We named the kitten for Pippi Longstocking, the fiercely independent 9-year-old Swedish heroine who lives by herself, doesn’t care what anyone thinks, especially adults, has a pet monkey and can lift a horse over her head with one hand.
At Pippi’s first kitten check-up, the vet detected a fever. Still there a few days later. “This cat’s probably not going to make it,” she said. I couldn’t imagine how I’d tell a four-year-old his cat was doomed.
But Pippi, true to her name, didn’t really care what the vet thought, and decided to live. She also proved to be fiercely independent, letting people pet her until she’d had enough, then biting them to let them know she was done with all that. She’d bite my sister, my mother, my cat-enthusiast friend Tami, even Nate, even me, although me least of all.
Tami, being cat-forgiving, would feed her when we were out of town, and even made her a fuzzy gold blanket that became her favorite napping spot.
When we decided to move into The Epic Van and travel the West, I thought long and hard about whether Pippi should join us. Would she hate it? Would she escape in some remote campground and be eaten by a bear? Would she give me the evil eye, saying in her psychic, psycho cat talk, “What the hell were you thinking?”
The other options for her were not inviting. At my mother’s, where we’d set up a bedroom, she would be confined to the room to avoid being chased and harassed by the other cat and two dogs in the house. Nate’s college roommate was allergic to cats. And Tami’s house already had two cats that wouldn’t be inviting to an interloper.
Tom was worried, but we decided she would come along. I put her gold blanket on the bed in The Epic Van.
The first couple of days, Pippi yowled her discontent or confusion, but she quickly settled in, happy to nap, happy to have “the people” around all the time instead of just after work.

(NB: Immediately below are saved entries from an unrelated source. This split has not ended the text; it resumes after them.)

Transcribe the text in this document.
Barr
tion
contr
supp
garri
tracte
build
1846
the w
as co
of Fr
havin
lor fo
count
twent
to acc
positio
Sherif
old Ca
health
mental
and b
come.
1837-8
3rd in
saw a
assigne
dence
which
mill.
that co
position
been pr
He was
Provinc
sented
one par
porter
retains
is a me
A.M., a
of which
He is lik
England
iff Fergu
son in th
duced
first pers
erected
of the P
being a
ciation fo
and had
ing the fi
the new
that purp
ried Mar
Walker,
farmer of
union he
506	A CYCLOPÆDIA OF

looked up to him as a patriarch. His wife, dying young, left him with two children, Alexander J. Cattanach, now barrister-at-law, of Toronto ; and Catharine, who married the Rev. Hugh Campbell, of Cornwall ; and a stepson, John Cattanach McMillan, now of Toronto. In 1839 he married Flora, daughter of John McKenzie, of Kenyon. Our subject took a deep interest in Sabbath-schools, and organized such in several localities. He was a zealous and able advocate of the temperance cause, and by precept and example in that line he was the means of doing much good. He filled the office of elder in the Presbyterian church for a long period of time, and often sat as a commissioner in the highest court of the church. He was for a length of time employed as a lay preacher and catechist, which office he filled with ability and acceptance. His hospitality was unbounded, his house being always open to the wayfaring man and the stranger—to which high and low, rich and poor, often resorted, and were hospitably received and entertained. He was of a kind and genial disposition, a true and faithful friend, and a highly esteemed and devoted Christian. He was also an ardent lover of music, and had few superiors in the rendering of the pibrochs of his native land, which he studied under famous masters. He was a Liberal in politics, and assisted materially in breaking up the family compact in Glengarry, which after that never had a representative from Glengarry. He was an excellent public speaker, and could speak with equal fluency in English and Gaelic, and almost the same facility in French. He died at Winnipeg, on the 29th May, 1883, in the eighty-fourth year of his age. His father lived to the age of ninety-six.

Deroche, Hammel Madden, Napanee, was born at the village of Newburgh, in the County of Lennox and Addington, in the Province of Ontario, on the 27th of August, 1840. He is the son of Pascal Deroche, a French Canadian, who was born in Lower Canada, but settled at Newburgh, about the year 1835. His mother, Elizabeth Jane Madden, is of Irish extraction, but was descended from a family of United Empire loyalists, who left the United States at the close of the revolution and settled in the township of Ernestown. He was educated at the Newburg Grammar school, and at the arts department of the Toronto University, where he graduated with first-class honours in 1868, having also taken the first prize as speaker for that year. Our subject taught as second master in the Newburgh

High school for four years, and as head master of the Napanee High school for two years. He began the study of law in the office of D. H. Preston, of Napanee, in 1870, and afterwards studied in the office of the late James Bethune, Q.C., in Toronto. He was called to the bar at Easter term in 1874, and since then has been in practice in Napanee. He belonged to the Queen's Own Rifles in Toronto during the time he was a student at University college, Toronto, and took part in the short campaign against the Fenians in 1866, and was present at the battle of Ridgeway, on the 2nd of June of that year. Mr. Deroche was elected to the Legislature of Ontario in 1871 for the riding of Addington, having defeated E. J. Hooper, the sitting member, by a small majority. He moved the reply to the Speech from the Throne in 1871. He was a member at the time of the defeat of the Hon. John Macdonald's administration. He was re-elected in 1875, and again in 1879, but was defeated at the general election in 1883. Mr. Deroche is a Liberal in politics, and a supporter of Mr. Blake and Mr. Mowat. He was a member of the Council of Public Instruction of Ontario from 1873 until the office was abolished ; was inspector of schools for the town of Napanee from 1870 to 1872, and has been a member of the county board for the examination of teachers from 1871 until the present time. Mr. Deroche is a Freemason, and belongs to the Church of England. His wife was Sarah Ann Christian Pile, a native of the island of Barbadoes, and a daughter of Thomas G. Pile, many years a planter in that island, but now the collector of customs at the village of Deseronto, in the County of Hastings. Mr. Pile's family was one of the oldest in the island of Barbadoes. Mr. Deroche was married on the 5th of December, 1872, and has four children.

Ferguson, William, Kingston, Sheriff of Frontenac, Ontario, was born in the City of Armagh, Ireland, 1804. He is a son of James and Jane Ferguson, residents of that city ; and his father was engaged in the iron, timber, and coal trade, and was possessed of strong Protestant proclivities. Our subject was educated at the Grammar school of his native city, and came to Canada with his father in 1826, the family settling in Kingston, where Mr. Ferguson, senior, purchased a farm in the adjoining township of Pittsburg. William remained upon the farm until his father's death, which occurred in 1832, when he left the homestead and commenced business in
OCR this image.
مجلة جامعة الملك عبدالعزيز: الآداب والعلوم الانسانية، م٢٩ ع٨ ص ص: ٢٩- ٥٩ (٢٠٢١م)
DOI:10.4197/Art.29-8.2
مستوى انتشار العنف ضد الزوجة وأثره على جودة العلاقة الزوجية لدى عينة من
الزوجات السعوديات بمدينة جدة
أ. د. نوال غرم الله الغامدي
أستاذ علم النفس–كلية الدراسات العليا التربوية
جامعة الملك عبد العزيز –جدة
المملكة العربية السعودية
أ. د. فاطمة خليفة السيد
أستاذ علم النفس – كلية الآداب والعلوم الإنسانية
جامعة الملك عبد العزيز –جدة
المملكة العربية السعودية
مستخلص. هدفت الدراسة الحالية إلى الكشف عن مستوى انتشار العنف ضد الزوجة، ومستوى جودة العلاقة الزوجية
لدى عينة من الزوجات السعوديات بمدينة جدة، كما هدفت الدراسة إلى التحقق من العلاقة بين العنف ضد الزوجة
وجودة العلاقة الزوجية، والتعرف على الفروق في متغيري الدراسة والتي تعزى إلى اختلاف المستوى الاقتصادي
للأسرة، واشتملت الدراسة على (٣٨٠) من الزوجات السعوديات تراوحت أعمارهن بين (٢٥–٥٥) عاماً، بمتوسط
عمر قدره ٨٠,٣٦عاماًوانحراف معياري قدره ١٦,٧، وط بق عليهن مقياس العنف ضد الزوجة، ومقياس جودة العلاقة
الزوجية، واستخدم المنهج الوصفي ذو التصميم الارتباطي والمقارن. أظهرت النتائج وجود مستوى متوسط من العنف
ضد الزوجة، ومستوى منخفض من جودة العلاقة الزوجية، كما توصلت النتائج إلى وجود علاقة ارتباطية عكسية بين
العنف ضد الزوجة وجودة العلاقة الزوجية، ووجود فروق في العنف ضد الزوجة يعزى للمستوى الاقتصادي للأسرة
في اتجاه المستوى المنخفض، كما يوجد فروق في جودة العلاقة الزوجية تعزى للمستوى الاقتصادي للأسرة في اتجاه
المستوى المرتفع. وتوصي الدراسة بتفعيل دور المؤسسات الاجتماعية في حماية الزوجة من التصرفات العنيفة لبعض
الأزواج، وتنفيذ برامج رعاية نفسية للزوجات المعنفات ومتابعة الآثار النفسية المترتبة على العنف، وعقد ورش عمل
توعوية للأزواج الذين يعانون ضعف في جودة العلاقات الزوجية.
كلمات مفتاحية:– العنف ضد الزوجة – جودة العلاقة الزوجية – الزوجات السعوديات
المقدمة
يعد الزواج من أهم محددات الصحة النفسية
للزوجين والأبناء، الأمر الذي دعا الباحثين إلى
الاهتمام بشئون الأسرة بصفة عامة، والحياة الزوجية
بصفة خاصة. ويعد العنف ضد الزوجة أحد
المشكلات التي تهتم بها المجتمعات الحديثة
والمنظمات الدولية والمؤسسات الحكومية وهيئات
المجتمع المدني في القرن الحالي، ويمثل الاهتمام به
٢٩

Occasionally, she would look out the windows to watch some birds. Sometimes, I’d take her out in her clamshell carrying case to sit on a picnic table. At night, she’d curl up between us.
At the vet, I wrapped her in her gold blanket and whispered in her ear. Then we left with an empty clamshell carrying case.
I remembered once seeing a Facebook post of Jimmy Stewart reading a poem about his dog Beau on The Johnny Carson Show. It started out funny, but then got sad. Jimmy choked up. Johnny cried.
It ended this way:
And now he’s dead.
And there are nights when I think I feel him
Climb upon our bed and lie between us,
And I pat his head.
And there are nights when I think
I feel that stare
And I reach out my hand to stroke his hair,
But he’s not there.
Oh, how I wish that wasn’t so,
I’ll always love a dog named Beau.
I love Jimmy Stewart, and I’ll always love a cat named Pippi.